En la UE, con precios de energía altos y políticas de Pacto Verde, un portátil que rinde bien en el rango de 25–30 W no es solo un capricho técnico, es un argumento económico y de compras públicas. Los criterios de eficiencia energética y huella de carbono pesan cada vez más en licitaciones de administraciones y grandes empresas.
La unificación del NPU encaja además con el GDPR y la futura Ley de IA europea: menos datos personales saliendo de la máquina hacia nubes de EEUU para tareas de IA, más inferencia local. Sectores como sanidad, banca o administraciones en España, México o Chile pueden beneficiarse de portátiles capaces de ejecutar modelos en local por motivos legales y de latencia.
En el mundo hispanohablante aparecen también oportunidades para actores locales y regionales. Marcas como Slimbook (España) o integradores en México, Colombia o Argentina que ensamblan equipos para empresas pueden aprovechar Panther Lake para ofrecer portátiles Linux o Windows con buena gráfica integrada y NPU sólida sin depender siempre de AMD.
El gran pero es la disponibilidad. La escasez de RAM afecta especialmente a mercados donde el precio manda, como gran parte de Latinoamérica. Si los portátiles con Panther Lake llegan tarde o claramente más caros que las alternativas con Ryzen, su impacto real será limitado, por muy buenos que sean los benchmarks.
6. Mirando hacia adelante
Durante los próximos 12–18 meses, Panther Lake debería convertirse en la base de la mayoría de portátiles Windows de gama media‑alta y alta: ultrabooks, equipos para creadores, estaciones móviles y, algo más adelante, líneas profesionales de grandes fabricantes.
Puntos clave a vigilar:
- Segmento medio: ¿mantendrá Intel la misma arquitectura de GPU y NPU en los modelos más accesibles o volveremos a ver recortes confusos?
- Diseños finos y ligeros: el X9 388H luce espectacular en un chasis relativamente grueso como el Zenbook Duo; falta ver cómo aguanta en ultrabooks de 14 mm.
- Drivers y software profesional: si Intel termina de pulir Arc en Linux y en suites creativas, puede ganar mucha tracción entre desarrolladores y creadores europeos y latinoamericanos.
- Respuesta de AMD y Qualcomm: la próxima generación real de Ryzen Mobile y la segunda ola de Snapdragon para Windows marcarán si Panther Lake fue un golpe aislado o el inicio de un cambio de ciclo.
- Utilidad real de Copilot+: si las funciones de IA acaban desactivadas por departamentos de TI preocupados por cumplimiento normativo, el valor del NPU quedará en entredicho.

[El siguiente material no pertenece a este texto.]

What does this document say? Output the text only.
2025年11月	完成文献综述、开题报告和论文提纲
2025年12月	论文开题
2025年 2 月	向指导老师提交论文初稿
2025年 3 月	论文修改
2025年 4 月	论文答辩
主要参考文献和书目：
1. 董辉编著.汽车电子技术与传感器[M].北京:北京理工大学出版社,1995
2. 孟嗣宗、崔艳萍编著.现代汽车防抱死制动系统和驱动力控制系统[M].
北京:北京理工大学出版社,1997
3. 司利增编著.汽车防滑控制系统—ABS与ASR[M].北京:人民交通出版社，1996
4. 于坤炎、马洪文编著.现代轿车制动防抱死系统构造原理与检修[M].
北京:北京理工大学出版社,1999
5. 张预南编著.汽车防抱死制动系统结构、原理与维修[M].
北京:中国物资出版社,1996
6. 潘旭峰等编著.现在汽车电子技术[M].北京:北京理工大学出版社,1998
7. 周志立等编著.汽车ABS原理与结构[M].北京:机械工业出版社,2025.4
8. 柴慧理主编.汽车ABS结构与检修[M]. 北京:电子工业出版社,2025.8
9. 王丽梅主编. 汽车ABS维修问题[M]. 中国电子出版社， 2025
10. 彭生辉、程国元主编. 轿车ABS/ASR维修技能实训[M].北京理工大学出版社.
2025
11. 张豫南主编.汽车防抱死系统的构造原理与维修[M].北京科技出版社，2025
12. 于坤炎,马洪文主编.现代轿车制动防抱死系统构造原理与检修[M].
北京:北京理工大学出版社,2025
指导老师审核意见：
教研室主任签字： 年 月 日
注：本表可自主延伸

En cuanto a plazos, veremos primero modelos “halo” durante 2026 y un despliegue más masivo en educación, pymes y sector público a partir de 2027, cuando el canal confíe en la plataforma y los precios de RAM se normalicen.
7. Conclusión
Panther Lake es el mejor Intel móvil en muchos años y, sobre todo, el primero que ofrece un relato claro: CPU rápida, gráfica integrada de verdad, autonomía razonable y NPU útil en toda la gama. No borra los tropiezos de la última década ni alcanza aún a Apple en eficiencia, pero devuelve a Intel a la conversación como opción por defecto en portátiles Windows. La cuestión que queda para el lector es simple: ¿confía en que Intel mantenga este rumbo durante varias generaciones, o prefiere diversificar sus apuestas entre AMD, Apple y, cada vez más, ARM?